An S corporation is best for smaller big businesses. There are more tax benefits than a traditional corporation option, but a business can still rely on liability protection. They can also have up to 100 shareholders, allowing them to raise capital. Still, S Corporations are subject to more taxes and fees than partnerships.
Limited Liability Company (LLC)
This is the most recent structure option, combining some of the benefits of corporations and partnerships. It has been wildly popular since its inception in 1977. Though quite similar to an S Corp, LLCs enjoy more flexibility in how they are operated. You must file articles of organization with the state where you will conduct business. Limited Liability Partnerships (LLPs) also exist. They are essentially the same, though each partner is responsible for their own legal issues. This is most common for professional practices, like law or medicine.
There exist other options as well, such as non-profits, but we’ll save that for another time. For more in-depth analysis on how each structure works and some advice on which might be best for your business, check out the guide from the U.S. Small Business Administration.
You’ll first need to register your business with the U.S. Internal Revenue Service. The IRS will give your business an Employee Identification Number (EIN). The is essentially a social security number for a business. You must have one to pay federal taxes, hire any employees, open a business bank account, or apply for any licenses. Surprisingly, it’s free to register! If you ever change your business name, address, partnership, or structure, you may need to apply for a new EIN.
You also must register for a state tax ID number if you are operating in a state that charges local taxes. This process varies widely between states so check out your state’s website for more information. A business must register in any state in which they have a physical presence, conduct in-person meetings, receive a significant portion of revenue, or have any employees working. Registering a sole proprietorship on this level can also help protect you against identity theft, even if your state doesn’t collect taxes.

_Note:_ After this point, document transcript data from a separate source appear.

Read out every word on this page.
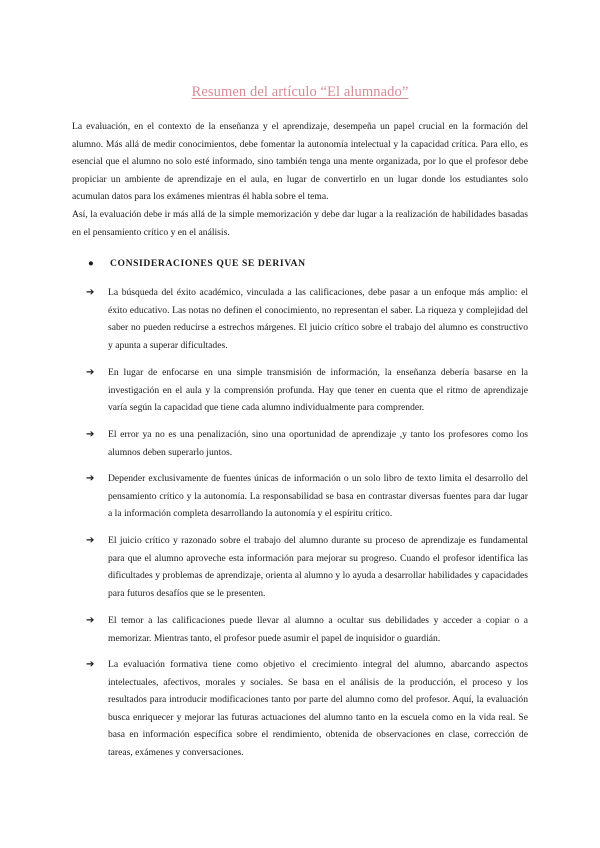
Resumen del artículo “El alumnado”

La evaluación, en el contexto de la enseñanza y el aprendizaje, desempeña un papel crucial en la formación del alumno. Más allá de medir conocimientos, debe fomentar la autonomía intelectual y la capacidad crítica. Para ello, es esencial que el alumno no solo esté informado, sino también tenga una mente organizada, por lo que el profesor debe propiciar un ambiente de aprendizaje en el aula, en lugar de convertirlo en un lugar donde los estudiantes solo acumulan datos para los exámenes mientras él habla sobre el tema.

Así, la evaluación debe ir más allá de la simple memorización y debe dar lugar a la realización de habilidades basadas en el pensamiento crítico y en el análisis.

● CONSIDERACIONES QUE SE DERIVAN
➔	La búsqueda del éxito académico, vinculada a las calificaciones, debe pasar a un enfoque más amplio: el éxito educativo. Las notas no definen el conocimiento, no representan el saber. La riqueza y complejidad del saber no pueden reducirse a estrechos márgenes. El juicio crítico sobre el trabajo del alumno es constructivo y apunta a superar dificultades.
➔	En lugar de enfocarse en una simple transmisión de información, la enseñanza debería basarse en la investigación en el aula y la comprensión profunda. Hay que tener en cuenta que el ritmo de aprendizaje varía según la capacidad que tiene cada alumno individualmente para comprender.
➔	El error ya no es una penalización, sino una oportunidad de aprendizaje ,y tanto los profesores como los alumnos deben superarlo juntos.
➔	Depender exclusivamente de fuentes únicas de información o un solo libro de texto limita el desarrollo del pensamiento crítico y la autonomía. La responsabilidad se basa en contrastar diversas fuentes para dar lugar a la información completa desarrollando la autonomía y el espíritu crítico.
➔	El juicio crítico y razonado sobre el trabajo del alumno durante su proceso de aprendizaje es fundamental para que el alumno aproveche esta información para mejorar su progreso. Cuando el profesor identifica las dificultades y problemas de aprendizaje, orienta al alumno y lo ayuda a desarrollar habilidades y capacidades para futuros desafíos que se le presenten.
➔	El temor a las calificaciones puede llevar al alumno a ocultar sus debilidades y acceder a copiar o a memorizar. Mientras tanto, el profesor puede asumir el papel de inquisidor o guardián.
➔	La evaluación formativa tiene como objetivo el crecimiento integral del alumno, abarcando aspectos intelectuales, afectivos, morales y sociales. Se basa en el análisis de la producción, el proceso y los resultados para introducir modificaciones tanto por parte del alumno como del profesor. Aquí, la evaluación busca enriquecer y mejorar las futuras actuaciones del alumno tanto en la escuela como en la vida real. Se basa en información específica sobre el rendimiento, obtenida de observaciones en clase, corrección de tareas, exámenes y conversaciones.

Virtually any business must apply for at least one license or permit. These vary depending on the type of business you’re operating and what state and federal laws apply. Licenses help the government track business operations for tax purposes; they also protect the public from poorly run establishments.
If your business is involved in the sale of anything regulated – medicine, alcohol, hunting, gaming, broadcasting, etc. – then appropriate permits or regulatory licenses will certainly be required. Other businesses must file professional licenses. Doctors, beauticians, realtors, teachers, etc. are required to have completed a certain level of education and a proficiency test. In these cases, one must prove their eligibility to practice.
Lastly, there are often local permits surrounding health and building code ordinances. Check into any necessary building permits, food and beverage licenses, or home-occupation applications. These are typically instituted to protect the existing community and residents.
Additional Steps in How to Register a Small Business
So that’s the basic gist of the big steps when registering your business. It’s important to mitigate risk and avoid any nasty surprises, so if you have the budget, hire an attorney to ensure that you are completing everything properly. Another option for professional help is hiring a registered agent. They handle all official papers and documents for your business. Good luck with your new venture! We know how grueling, but exciting the process is.